By April 1980 the group began to take on its unique persona. In the first incarnation, 11,000 Switches consisted of Todd Witt on drums, Scott Lees on guitar, Uncle Dave as singer, Robert "Lamb" Lambert on bass and Steve Caravajal on winds with guitarists David Paul and Tim Schwallie appearing at various times with the group. Uncle Dave went off to California in mid-1981, breaking up the band, but returned in just a few short months. Lamb elected not to rejoin, and for a year the group was a three-piece with no bass player and quite popular locally. Christopher Lewis joined in late 1982, just in time to see the band break up again by the following summer. Dan Williams arrived in early 1984 to restart 11,000 Switches with Uncle Dave and remained until the end finally came at the Plaza in November 1988. The band went through several drummers, notably Andrew Hamilton and Julia Heather Prescott, and Christopher Lewis rejoined the group in 1986, staying until it disbanded. Guitarist William Gilmore III also played a few gigs with these last editions of the 'Switches.

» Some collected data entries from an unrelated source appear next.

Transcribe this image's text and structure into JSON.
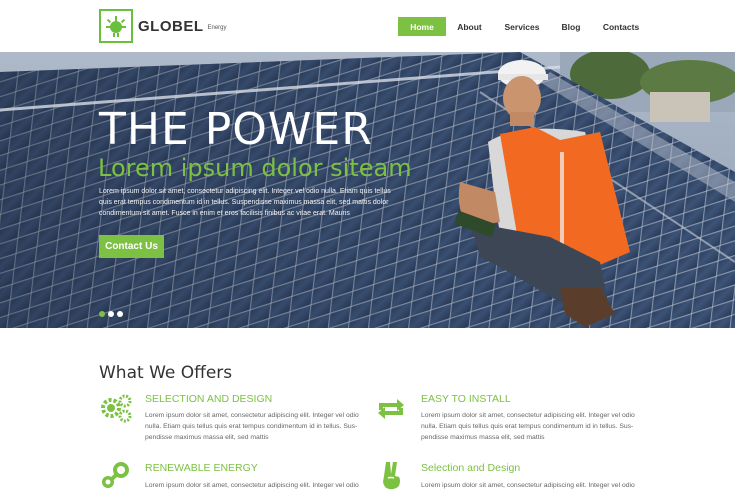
{
  "brand": {
    "name": "GLOBEL",
    "tagline": "Energy"
  },
  "nav": {
    "items": [
      {
        "label": "Home",
        "active": true
      },
      {
        "label": "About",
        "active": false
      },
      {
        "label": "Services",
        "active": false
      },
      {
        "label": "Blog",
        "active": false
      },
      {
        "label": "Contacts",
        "active": false
      }
    ]
  },
  "hero": {
    "title": "THE POWER",
    "subtitle": "Lorem ipsum dolor siteam",
    "text": "Lorem ipsum dolor sit amet, consectetur adipiscing elit. Integer vel odio nulla. Etiam quis tellus quis erat tempus condimentum id in tellus. Suspendisse maximus massa elit, sed mattis dolor condimentum sit amet. Fusce in enim et eros facilisis finibus ac vitae erat. Mauris",
    "button_label": "Contact Us",
    "slides": 3,
    "active_slide": 1
  },
  "offers": {
    "title": "What We Offers",
    "items": [
      {
        "heading": "SELECTION AND DESIGN",
        "icon": "gears-icon",
        "text": "Lorem ipsum dolor sit amet, consectetur adipiscing elit. Integer vel odio nulla. Etiam quis tellus quis erat tempus condimentum id in tellus. Sus-pendisse maximus massa elit, sed mattis"
      },
      {
        "heading": "EASY TO INSTALL",
        "icon": "repeat-arrows-icon",
        "text": "Lorem ipsum dolor sit amet, consectetur adipiscing elit. Integer vel odio nulla. Etiam quis tellus quis erat tempus condimentum id in tellus. Sus-pendisse maximus massa elit, sed mattis"
      },
      {
        "heading": "RENEWABLE ENERGY",
        "icon": "steam-icon",
        "text": "Lorem ipsum dolor sit amet, consectetur adipiscing elit. Integer vel odio"
      },
      {
        "heading": "Selection and Design",
        "icon": "peace-hand-icon",
        "text": "Lorem ipsum dolor sit amet, consectetur adipiscing elit. Integer vel odio"
      }
    ]
  },
  "colors": {
    "accent": "#7cc142",
    "text_dark": "#333333"
  }
}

In addition to the "rock group," there was also an "electronic" version of the 11,000 Switches. In this incarnation, presented parallel to the regular group and lasting from 1984 to 1988, Dan Williams and Uncle Dave created music with a variety of drum machines, guitar processors, turntables, tape loops and projections a show that was the great-granddaddy of "techno." One song created by this group was "Young Tight Sweaters," recorded in 1985 and still popular to listeners of the Art Damage show on WAIF in Cincinnati.

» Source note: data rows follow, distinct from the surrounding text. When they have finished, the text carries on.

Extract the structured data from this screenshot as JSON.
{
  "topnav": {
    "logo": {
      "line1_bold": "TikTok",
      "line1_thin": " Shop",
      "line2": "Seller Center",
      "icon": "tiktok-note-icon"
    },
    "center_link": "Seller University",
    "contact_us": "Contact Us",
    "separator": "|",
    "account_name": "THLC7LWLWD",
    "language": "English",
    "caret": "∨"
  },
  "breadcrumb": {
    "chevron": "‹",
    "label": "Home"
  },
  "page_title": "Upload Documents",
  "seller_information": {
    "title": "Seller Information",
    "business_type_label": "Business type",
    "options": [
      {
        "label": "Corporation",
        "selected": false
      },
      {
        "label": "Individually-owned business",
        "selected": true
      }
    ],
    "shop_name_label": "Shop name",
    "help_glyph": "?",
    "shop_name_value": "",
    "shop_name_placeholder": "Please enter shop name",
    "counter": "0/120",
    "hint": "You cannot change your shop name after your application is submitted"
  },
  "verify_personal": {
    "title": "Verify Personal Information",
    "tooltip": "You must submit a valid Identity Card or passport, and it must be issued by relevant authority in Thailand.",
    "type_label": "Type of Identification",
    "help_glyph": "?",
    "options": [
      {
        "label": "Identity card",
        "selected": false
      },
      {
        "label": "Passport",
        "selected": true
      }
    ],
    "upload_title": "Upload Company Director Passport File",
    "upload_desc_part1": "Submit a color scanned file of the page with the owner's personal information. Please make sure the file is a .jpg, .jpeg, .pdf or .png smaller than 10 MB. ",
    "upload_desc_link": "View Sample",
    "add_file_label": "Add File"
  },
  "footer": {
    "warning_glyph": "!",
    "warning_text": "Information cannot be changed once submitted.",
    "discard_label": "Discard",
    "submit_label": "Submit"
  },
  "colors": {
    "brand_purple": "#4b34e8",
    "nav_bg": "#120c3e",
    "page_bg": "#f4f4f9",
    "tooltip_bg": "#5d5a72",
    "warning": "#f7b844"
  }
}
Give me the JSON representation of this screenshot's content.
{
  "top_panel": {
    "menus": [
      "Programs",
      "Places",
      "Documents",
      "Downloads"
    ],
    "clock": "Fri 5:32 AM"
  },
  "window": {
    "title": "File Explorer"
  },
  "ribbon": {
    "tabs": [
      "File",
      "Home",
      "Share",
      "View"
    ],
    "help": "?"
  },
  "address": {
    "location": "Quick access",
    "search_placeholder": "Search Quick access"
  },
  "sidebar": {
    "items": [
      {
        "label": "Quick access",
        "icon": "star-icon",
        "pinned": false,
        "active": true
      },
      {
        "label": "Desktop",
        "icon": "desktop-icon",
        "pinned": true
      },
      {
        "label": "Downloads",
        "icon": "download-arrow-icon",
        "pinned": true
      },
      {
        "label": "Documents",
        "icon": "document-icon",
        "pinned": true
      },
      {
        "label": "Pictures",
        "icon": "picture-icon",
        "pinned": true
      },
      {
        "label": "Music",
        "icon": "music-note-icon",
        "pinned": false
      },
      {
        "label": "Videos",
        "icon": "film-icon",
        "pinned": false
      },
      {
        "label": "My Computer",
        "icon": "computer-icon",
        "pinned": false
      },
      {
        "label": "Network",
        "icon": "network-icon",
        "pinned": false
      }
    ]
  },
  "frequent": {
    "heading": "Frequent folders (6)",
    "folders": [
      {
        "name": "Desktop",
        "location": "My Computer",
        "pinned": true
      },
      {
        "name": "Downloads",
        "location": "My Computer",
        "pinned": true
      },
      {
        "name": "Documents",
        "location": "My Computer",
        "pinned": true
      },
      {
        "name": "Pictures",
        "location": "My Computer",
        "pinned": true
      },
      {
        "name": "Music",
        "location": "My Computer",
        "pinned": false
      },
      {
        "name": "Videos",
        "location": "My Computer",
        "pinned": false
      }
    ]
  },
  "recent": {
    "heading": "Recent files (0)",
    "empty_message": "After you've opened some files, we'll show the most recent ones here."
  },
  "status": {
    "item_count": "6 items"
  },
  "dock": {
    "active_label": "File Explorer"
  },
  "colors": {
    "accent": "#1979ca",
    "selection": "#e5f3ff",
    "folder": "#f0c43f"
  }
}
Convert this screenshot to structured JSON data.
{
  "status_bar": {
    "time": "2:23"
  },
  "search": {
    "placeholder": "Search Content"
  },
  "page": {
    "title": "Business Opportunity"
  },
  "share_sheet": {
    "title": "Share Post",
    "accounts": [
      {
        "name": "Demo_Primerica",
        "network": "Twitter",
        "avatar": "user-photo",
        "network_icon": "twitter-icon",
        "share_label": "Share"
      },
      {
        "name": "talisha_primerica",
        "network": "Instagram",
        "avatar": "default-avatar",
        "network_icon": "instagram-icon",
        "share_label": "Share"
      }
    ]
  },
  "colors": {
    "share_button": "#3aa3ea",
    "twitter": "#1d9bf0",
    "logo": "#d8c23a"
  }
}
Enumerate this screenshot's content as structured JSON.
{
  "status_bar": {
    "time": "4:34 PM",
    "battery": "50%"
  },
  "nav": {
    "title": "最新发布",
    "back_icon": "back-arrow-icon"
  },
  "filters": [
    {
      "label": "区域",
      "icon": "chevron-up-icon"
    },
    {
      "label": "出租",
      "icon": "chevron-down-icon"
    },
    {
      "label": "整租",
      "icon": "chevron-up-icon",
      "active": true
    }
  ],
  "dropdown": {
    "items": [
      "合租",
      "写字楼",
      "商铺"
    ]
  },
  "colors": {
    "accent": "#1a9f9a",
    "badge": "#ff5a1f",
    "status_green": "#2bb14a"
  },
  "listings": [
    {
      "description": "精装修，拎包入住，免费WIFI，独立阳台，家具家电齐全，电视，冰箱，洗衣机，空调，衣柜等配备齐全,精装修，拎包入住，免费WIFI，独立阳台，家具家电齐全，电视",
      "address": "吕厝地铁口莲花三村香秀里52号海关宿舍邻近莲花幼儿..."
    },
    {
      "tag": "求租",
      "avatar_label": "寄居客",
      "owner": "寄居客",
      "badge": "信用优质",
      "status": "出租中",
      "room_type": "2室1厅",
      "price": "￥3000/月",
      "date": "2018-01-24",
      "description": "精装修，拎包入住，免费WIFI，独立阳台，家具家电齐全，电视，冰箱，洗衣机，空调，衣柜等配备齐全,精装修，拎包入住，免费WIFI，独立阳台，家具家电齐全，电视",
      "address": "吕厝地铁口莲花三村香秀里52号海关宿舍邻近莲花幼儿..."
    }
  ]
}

Although the various members of the group dispersed in the early 1990's, it is not unheard of for the 'Switches, in whatever form, to pop up for an impromptu performance in the Midwest. Most recently, the "electronic" group consisting of Uncle Dave Lewis and Dan Williams appeared at the Southgate House in May of 2001. Such is the essence of the 11,000 Switches; one is never sure when or where they will pop up next. The beauty of this is that the group does still exist, even if that existence is only on an occasional basis. A comprehensive selection of their massive output of recordings is in the works at Hospital Records.